Blog post filter with Netlify Functions
I'm so excited. Last week, I wrote and deployed my very first serverless functionality: filtering my blog posts by category. You can test it out at /blog main page.
The Idea
I have quite a few blog posts on this website. On the current list, there's way over 100 posts and I wanted to add a way to filter them by category since the variety of posts in my blog is quite a lot and not everyone is interested in everything.
My current stack is this: blog posts are either in local markdown files or written in headless Ghost CMS system, the website is built with Eleventy static site generator and it's all hosted in Netlify.
I wanted to maintain the simplicity of static sites and my stack as much as possible.
Since I'm already hosted in Netlify, I decided to use Netlify Functions for my serverless platform since that enabled me to maintain a single deployment strategy.
So what I wanted to do, is to have a single Netlify Functions endpoint that returns me the info on blog posts that my blog listing needs: mainly their title, slug, excerpt, date and, most importantly for this feature, tags.
The Implementation
Due to my workflow, there are three steps to this implementation. I could skip one step by calling Ghost directly from the Netlify Function but one reason I really like the static nature of the site is that it has less dependencies at run-time. I already introduce one via Functions, I don't want to introduce two at the same time.
Step 0: Create a Function
Using Netlify Functions was a great experience. Thanks to their CLI toolkit (mainly functions:create
, dev
and deploy
), I was able to set everything up in a few commands.

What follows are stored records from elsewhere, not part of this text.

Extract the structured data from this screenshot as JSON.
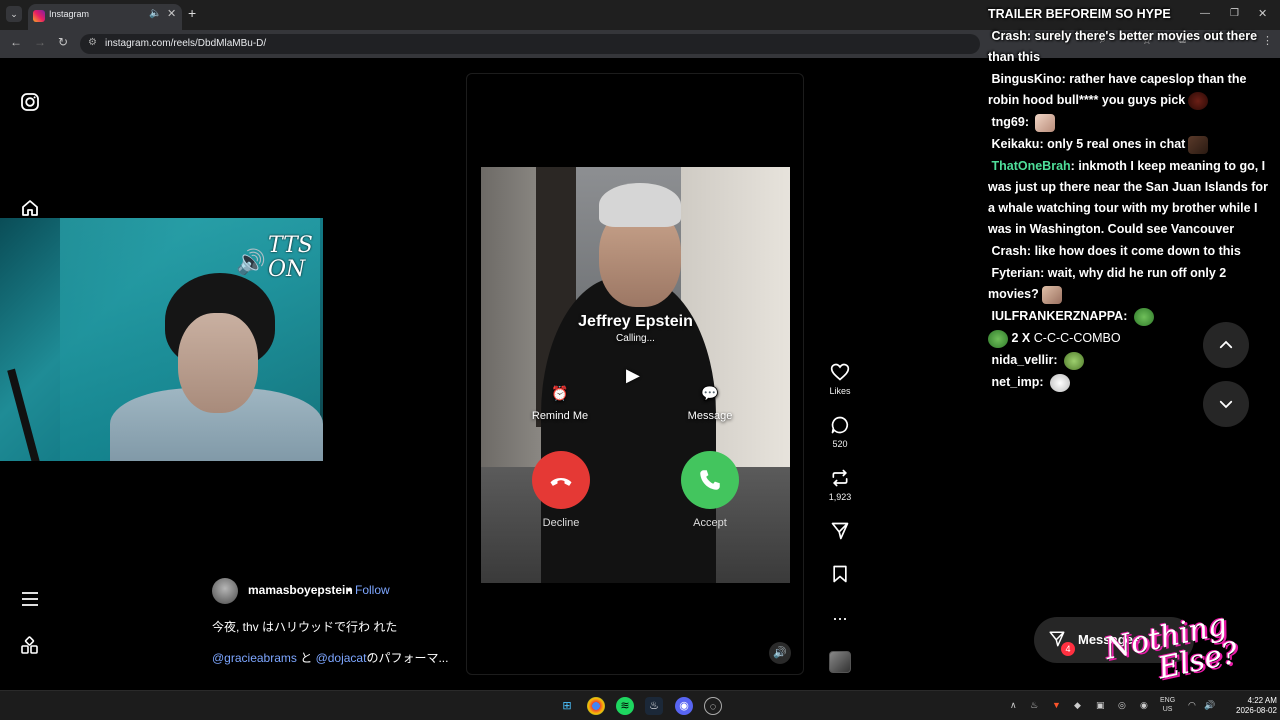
{
  "browser": {
    "tab_title": "Instagram",
    "url": "instagram.com/reels/DbdMlaMBu-D/",
    "new_tab": "+",
    "close": "✕"
  },
  "stream_overlay": {
    "tts_label_line1": "TTS",
    "tts_label_line2": "ON",
    "logo_line1": "Nothing",
    "logo_line2": "Else?"
  },
  "reel": {
    "caller_name": "Jeffrey Epstein",
    "caller_status": "Calling...",
    "remind_label": "Remind Me",
    "message_label": "Message",
    "decline_label": "Decline",
    "accept_label": "Accept"
  },
  "actions": {
    "likes_label": "Likes",
    "comments_count": "520",
    "reposts_count": "1,923",
    "more": "..."
  },
  "post": {
    "author": "mamasboyepstein",
    "separator": "•",
    "follow_label": "Follow",
    "caption_line1": "今夜, thv はハリウッドで行わ れた",
    "mention1": "@gracieabrams",
    "caption_mid": " と ",
    "mention2": "@dojacat",
    "caption_tail": "のパフォーマ..."
  },
  "chat": {
    "header": "TRAILER BEFOREIM SO HYPE",
    "lines": [
      {
        "user": "Crash",
        "text": "surely there's better movies out there than this"
      },
      {
        "user": "BingusKino",
        "text": "rather have capeslop than the robin hood bull**** you guys pick"
      },
      {
        "user": "tng69",
        "text": ""
      },
      {
        "user": "Keikaku",
        "text": "only 5 real ones in chat"
      },
      {
        "user": "ThatOneBrah",
        "text": "inkmoth I keep meaning to go, I was just up there near the San Juan Islands for a whale watching tour with my brother while I was in Washington. Could see Vancouver"
      },
      {
        "user": "Crash",
        "text": "like how does it come down to this"
      },
      {
        "user": "Fyterian",
        "text": "wait, why did he run off only 2 movies?"
      },
      {
        "user": "IULFRANKERZNAPPA",
        "text": ""
      },
      {
        "user": "nida_vellir",
        "text": ""
      },
      {
        "user": "net_imp",
        "text": ""
      }
    ],
    "combo_count": "2",
    "combo_x": "X",
    "combo_text": "C-C-C-COMBO"
  },
  "messages": {
    "label": "Messages",
    "badge": "4"
  },
  "taskbar": {
    "lang_line1": "ENG",
    "lang_line2": "US",
    "time": "4:22 AM",
    "date": "2026-08-02"
  },
  "colors": {
    "decline": "#e53935",
    "accept": "#43c55e",
    "link": "#7da6ff",
    "chat_green": "#4fdf9a",
    "badge": "#ff3040"
  }
}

First, I ran netlify functions:create
to use a guided interactive process to get a template file in a proper folder. In my case I created a netlify/functions/
folder in the root of my project.
Second, I added a section to my Netlify config file:
[functions]
directory = "netlify/functions/"
To make sure my skeleton function was working, I booted up a dev server with netlify dev
and tested it by running the function in /.netlify/functions/[function_name]
Step 1: Fetch posts
I have a very manual workflow for writing and publishing my blog posts: I don't use any automatic integrations but always fetch my posts by hand (using custom Node script) and deploying by hand. For updating the serverless function, I created a second Node script that fetches all the needed info for my posts from Ghost and writes them into a Javascript file.
The main logic looks like this
api.posts.browse({ limit: "all", include: "tags" }).then((posts) => {
const mainPosts = posts.filter((post) => !isGaming(post) && !isDraft(post));
const taggedPosts = mainPosts.map((post) => {
const { title, slug, tags, excerpt } = post;
return {
title,
slug,
excerpt,
tags: tags.map((tag) => tag.name),
};
});
const template = `module.exports = ${JSON.stringify(taggedPosts)}`;
fs.writeFileSync("netlify/functions/get_posts/posts.js", template);
});
I'll run this everytime I make changes to my blog post tags in Ghost.

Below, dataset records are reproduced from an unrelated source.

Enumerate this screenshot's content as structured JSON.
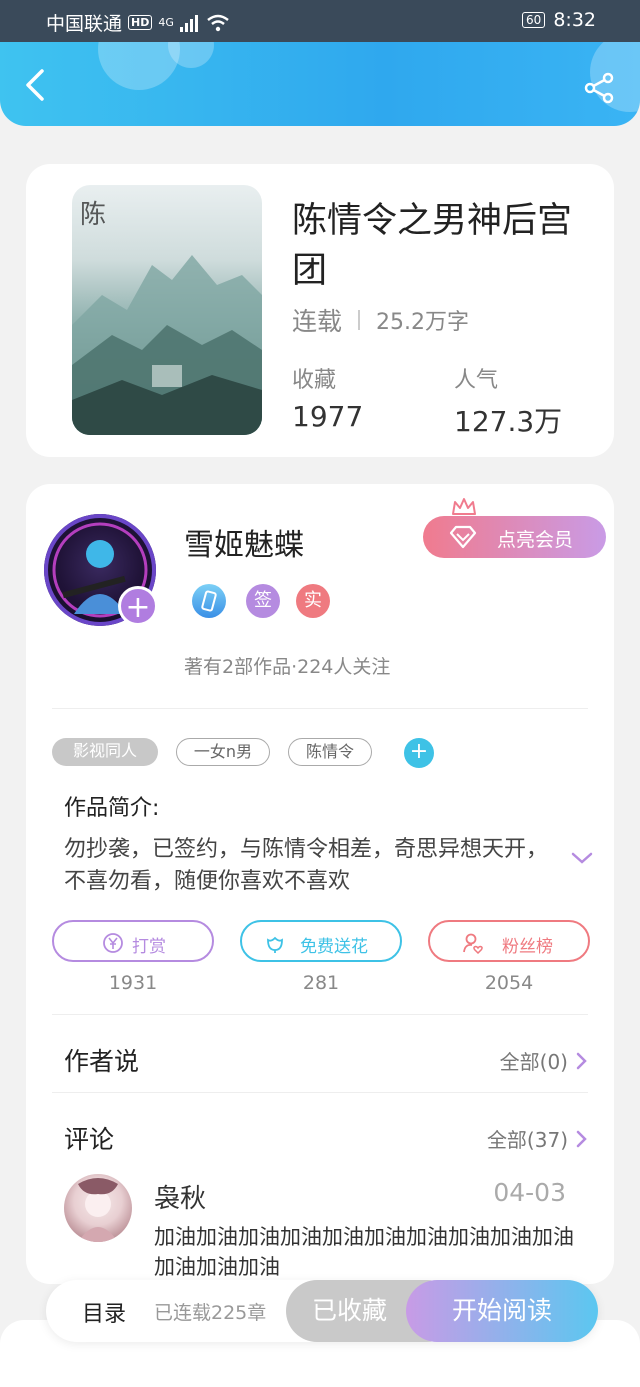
{
  "status_bar": {
    "carrier": "中国联通",
    "hd": "HD",
    "network": "4G",
    "battery": "60",
    "time": "8:32"
  },
  "header": {
    "back_icon": "chevron-left-icon",
    "share_icon": "share-icon"
  },
  "book": {
    "title": "陈情令之男神后宫团",
    "status": "连载",
    "word_count": "25.2万字",
    "favorites_label": "收藏",
    "favorites_value": "1977",
    "popularity_label": "人气",
    "popularity_value": "127.3万"
  },
  "author": {
    "name": "雪姬魅蝶",
    "vip_button": "点亮会员",
    "badges": [
      "签",
      "实"
    ],
    "stats": "著有2部作品·224人关注"
  },
  "tags": [
    "影视同人",
    "一女n男",
    "陈情令"
  ],
  "intro": {
    "title": "作品简介:",
    "text": "勿抄袭，已签约，与陈情令相差，奇思异想天开，不喜勿看，随便你喜欢不喜欢"
  },
  "actions": [
    {
      "label": "打赏",
      "count": "1931",
      "color": "#b58be0",
      "icon": "yuan-coin-icon"
    },
    {
      "label": "免费送花",
      "count": "281",
      "color": "#3ec2e6",
      "icon": "flower-icon"
    },
    {
      "label": "粉丝榜",
      "count": "2054",
      "color": "#ef7a80",
      "icon": "fan-user-icon"
    }
  ],
  "author_says": {
    "title": "作者说",
    "more": "全部(0)"
  },
  "comments": {
    "title": "评论",
    "more": "全部(37)",
    "first": {
      "user": "袅秋",
      "date": "04-03",
      "text": "加油加油加油加油加油加油加油加油加油加油加油加油加油"
    }
  },
  "bottom_bar": {
    "toc": "目录",
    "serial": "已连载225章",
    "collected": "已收藏",
    "read": "开始阅读"
  }
}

A one downside is that this approach currently only shows blog posts written in Ghost and none of my old Markdown posts. I'll maybe fix that when I make a larger rewrite of my website one day.
Step 2: Netlify Function
Now that I have all my post info in a Javascript file, hosting that to the caller via a serverless function is simple: read the data and return it.
const posts = require("./posts");
const handler = async (event) => {
try {
return {
statusCode: 200,
body: JSON.stringify({ posts }),
};
} catch (error) {
return { statusCode: 500, body: error.toString() };
}
};
module.exports = { handler };
Now, after each deploy, I can call a single endpoint that returns the newest data and use that to filter posts in the blog.
Step 3: Add filtering option to website
In my blog.njk
, I added a list of buttons for each category I wanted to include. It's hardcoded since I figured I mainly want to showcase certain tags.
When the page is loaded, I fetch all the posts from Netlify Functions and store them.
If a user clicks the "All" category, I simply do a page refresh to return to the original list of all posts, divided by years and months. If they click any of the actual tags, I filter the posts and only show the ones with relevant tag.